白炎の羽衣のような服装は、神秘的でどこか非現実的だった。

 

「……強くないか?」マルクが羨ましげに呟く。

「それほどでも……ないと思うけど。」玄鳥は頬をかき、照れ隠しのように笑った。

 

そんなやり取りの最中、遠くから駆け寄る足音が響いた。

「……玄鳥!」

胡桃が叫びながら玄鳥のもとに駆け寄り、そのまま勢いよく抱きついた。

 

「ありがとう……私のこと、守ってくれて……」

玄鳥は驚きつつも、静かにその背に手を置いた。

「ううん……俺の方こそ。胡桃の声が聞こえなかったら、多分、戻れなかった。」

 

「……戻ってこないかと思って、不安で……」

胡桃は玄鳥の胸に顔を埋め、震える声で言った。涙が玄鳥の服を少し濡らす。

 

その温かな空気を破るように、後ろからさらりと声がした。

「私も……いいかしら?」

燕がそう言って、軽く笑みを浮かべながら二人の間に加わるように抱きついた。

 

「じゃあ、私も!」

藍硯が勢いよく背後から飛び込んできて、三人まとめて玄鳥を押し倒す勢いで抱きつく。

 

「ちょ、ちょっと待っ……!? 藍硯、痛い痛い!」

玄鳥が慌てて助けを求める。

「蛍、助けて!」

 

蛍はその光景を見て、口元を押さえて笑った。

「だーめ。私も混ぜて。」

そう言って、彼女も加わる。柔らかな笑い声が響き、重なった手と腕の温もりが混じり合う。

 

戦場の空気がようやく静けさを取り戻し、ほんの一瞬だけ、世界が平和を取り戻したかのようだった。
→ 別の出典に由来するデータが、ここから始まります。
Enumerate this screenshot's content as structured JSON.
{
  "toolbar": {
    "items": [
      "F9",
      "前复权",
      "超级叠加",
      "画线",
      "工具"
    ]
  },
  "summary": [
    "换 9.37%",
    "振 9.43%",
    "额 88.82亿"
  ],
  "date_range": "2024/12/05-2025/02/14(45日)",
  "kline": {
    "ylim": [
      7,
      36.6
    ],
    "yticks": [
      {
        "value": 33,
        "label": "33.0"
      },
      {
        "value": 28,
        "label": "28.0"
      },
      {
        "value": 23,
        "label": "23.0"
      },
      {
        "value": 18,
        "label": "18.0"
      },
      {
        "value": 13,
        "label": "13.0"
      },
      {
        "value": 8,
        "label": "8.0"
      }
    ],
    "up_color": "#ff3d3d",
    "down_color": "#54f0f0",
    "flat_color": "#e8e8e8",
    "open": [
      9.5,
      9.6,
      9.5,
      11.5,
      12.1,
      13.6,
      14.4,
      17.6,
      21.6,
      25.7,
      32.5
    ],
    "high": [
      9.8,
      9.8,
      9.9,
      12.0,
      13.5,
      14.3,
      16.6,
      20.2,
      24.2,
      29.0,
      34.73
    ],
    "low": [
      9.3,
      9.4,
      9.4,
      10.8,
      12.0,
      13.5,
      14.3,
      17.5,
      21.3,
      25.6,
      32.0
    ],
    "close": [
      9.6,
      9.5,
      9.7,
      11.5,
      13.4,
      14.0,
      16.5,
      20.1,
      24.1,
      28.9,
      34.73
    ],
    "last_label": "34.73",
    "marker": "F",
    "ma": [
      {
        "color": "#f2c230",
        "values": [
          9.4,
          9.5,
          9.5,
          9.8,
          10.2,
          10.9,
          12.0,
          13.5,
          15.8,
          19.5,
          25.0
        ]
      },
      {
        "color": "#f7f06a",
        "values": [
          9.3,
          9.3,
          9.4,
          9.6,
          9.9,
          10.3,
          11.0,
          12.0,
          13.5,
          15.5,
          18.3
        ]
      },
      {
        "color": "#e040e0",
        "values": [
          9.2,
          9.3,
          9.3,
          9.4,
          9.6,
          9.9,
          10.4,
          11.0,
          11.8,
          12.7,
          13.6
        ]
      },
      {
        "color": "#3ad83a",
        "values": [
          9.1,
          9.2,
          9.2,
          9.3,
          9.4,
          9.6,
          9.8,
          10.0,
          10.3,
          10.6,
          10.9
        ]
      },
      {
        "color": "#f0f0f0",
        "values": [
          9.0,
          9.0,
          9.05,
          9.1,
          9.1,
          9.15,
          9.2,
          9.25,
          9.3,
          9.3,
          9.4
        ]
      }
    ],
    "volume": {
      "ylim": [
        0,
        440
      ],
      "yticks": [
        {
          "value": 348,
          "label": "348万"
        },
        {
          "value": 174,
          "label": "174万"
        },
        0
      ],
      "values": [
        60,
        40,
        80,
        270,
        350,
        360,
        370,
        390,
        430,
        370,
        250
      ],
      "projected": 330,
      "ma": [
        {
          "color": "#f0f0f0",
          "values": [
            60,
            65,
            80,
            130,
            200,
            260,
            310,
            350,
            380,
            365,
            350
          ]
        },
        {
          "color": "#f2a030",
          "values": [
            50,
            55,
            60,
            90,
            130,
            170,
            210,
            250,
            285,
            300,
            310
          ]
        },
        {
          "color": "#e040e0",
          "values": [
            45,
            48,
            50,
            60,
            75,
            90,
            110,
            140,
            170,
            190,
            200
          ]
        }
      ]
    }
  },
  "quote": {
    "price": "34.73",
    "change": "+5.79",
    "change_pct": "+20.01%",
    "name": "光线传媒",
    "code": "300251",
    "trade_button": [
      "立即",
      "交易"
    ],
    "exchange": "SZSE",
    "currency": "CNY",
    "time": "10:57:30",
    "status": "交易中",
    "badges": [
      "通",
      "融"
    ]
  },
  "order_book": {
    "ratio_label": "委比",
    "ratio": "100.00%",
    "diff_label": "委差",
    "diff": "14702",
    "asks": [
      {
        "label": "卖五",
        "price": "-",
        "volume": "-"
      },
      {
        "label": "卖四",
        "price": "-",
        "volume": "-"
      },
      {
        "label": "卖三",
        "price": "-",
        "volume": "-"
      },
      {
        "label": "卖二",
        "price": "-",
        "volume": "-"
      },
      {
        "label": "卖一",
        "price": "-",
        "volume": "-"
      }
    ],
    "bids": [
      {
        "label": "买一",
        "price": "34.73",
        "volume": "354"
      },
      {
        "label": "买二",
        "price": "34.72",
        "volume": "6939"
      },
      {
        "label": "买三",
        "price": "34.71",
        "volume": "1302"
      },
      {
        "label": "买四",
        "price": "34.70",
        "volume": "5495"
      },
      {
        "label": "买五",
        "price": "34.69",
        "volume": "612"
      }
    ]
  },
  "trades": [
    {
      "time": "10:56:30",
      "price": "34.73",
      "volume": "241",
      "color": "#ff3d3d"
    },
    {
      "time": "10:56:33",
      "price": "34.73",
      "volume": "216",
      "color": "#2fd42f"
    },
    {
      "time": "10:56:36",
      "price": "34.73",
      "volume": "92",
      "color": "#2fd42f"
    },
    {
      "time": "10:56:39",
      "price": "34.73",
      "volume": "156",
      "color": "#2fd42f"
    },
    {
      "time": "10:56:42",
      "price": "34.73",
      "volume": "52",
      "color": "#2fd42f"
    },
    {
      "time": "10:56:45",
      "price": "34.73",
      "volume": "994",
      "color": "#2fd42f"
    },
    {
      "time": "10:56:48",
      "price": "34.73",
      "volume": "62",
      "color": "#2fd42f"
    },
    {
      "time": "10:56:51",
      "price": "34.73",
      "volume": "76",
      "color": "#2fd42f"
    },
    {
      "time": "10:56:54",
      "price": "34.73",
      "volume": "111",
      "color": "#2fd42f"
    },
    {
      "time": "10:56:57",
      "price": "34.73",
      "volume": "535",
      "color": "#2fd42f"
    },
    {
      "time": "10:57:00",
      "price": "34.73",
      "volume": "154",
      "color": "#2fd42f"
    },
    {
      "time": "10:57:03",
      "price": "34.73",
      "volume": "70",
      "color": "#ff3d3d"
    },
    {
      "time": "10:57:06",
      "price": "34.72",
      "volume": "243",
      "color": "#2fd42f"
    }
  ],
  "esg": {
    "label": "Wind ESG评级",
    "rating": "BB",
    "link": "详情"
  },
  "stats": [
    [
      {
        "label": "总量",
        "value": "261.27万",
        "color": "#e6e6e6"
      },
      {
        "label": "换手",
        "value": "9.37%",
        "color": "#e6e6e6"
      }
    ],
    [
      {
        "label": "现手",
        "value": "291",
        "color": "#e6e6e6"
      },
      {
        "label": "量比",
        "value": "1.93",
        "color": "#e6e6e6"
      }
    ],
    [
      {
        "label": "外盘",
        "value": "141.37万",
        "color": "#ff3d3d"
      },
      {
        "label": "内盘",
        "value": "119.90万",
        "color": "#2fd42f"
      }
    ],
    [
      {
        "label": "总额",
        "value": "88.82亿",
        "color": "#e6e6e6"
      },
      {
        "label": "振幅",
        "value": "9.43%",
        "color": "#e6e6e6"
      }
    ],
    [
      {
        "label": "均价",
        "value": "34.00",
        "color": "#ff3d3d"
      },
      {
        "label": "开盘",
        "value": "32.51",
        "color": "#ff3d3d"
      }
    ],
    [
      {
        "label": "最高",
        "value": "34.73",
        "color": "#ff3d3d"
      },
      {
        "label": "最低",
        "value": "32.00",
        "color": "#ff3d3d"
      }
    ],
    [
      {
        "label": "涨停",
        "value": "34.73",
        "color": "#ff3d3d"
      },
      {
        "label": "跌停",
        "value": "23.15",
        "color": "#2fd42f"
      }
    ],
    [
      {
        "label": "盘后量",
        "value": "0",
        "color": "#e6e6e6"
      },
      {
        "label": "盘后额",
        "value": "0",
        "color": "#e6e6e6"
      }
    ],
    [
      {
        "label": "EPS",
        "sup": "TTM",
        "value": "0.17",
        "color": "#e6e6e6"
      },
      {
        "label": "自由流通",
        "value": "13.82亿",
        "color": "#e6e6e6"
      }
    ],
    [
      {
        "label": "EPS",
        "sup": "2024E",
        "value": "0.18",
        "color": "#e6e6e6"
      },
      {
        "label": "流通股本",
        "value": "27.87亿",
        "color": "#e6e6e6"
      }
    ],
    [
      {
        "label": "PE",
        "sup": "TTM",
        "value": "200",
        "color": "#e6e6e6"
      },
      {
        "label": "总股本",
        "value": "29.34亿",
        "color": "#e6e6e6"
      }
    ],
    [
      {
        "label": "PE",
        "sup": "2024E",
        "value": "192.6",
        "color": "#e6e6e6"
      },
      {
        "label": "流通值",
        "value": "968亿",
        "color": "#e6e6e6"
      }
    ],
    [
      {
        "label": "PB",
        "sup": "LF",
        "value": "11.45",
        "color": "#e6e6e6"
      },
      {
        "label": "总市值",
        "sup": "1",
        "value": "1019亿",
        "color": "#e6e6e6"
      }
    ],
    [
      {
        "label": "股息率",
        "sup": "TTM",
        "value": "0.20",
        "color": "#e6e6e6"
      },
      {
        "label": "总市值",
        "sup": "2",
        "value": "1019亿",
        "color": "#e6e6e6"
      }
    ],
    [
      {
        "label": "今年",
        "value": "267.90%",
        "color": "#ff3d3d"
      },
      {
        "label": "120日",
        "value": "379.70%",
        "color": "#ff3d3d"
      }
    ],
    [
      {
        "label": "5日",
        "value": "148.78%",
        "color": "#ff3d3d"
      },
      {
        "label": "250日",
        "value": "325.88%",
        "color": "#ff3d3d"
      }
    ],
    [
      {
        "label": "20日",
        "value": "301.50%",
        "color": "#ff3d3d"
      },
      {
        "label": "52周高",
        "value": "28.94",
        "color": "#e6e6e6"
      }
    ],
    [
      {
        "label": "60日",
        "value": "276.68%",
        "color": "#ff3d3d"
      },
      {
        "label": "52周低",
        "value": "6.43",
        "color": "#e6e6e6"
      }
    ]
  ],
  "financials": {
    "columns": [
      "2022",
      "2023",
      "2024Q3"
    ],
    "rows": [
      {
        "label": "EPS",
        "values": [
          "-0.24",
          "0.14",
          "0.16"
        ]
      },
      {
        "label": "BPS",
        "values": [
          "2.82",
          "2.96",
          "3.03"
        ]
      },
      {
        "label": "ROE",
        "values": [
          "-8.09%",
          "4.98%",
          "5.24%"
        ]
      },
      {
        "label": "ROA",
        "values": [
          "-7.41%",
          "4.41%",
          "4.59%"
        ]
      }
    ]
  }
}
玄鳥は呆れながらも、どこか安心したように微笑んでいた。

「……ほんと、騒がしい仲間たちだな。」

その呟きには、疲労の奥に微かな安堵と幸福が滲んでいた。





玲瓏「玄鳥。今の状況は?」
玄鳥「ちょっと苦しいです!」

















書いててちょっと羨ましいと思いました。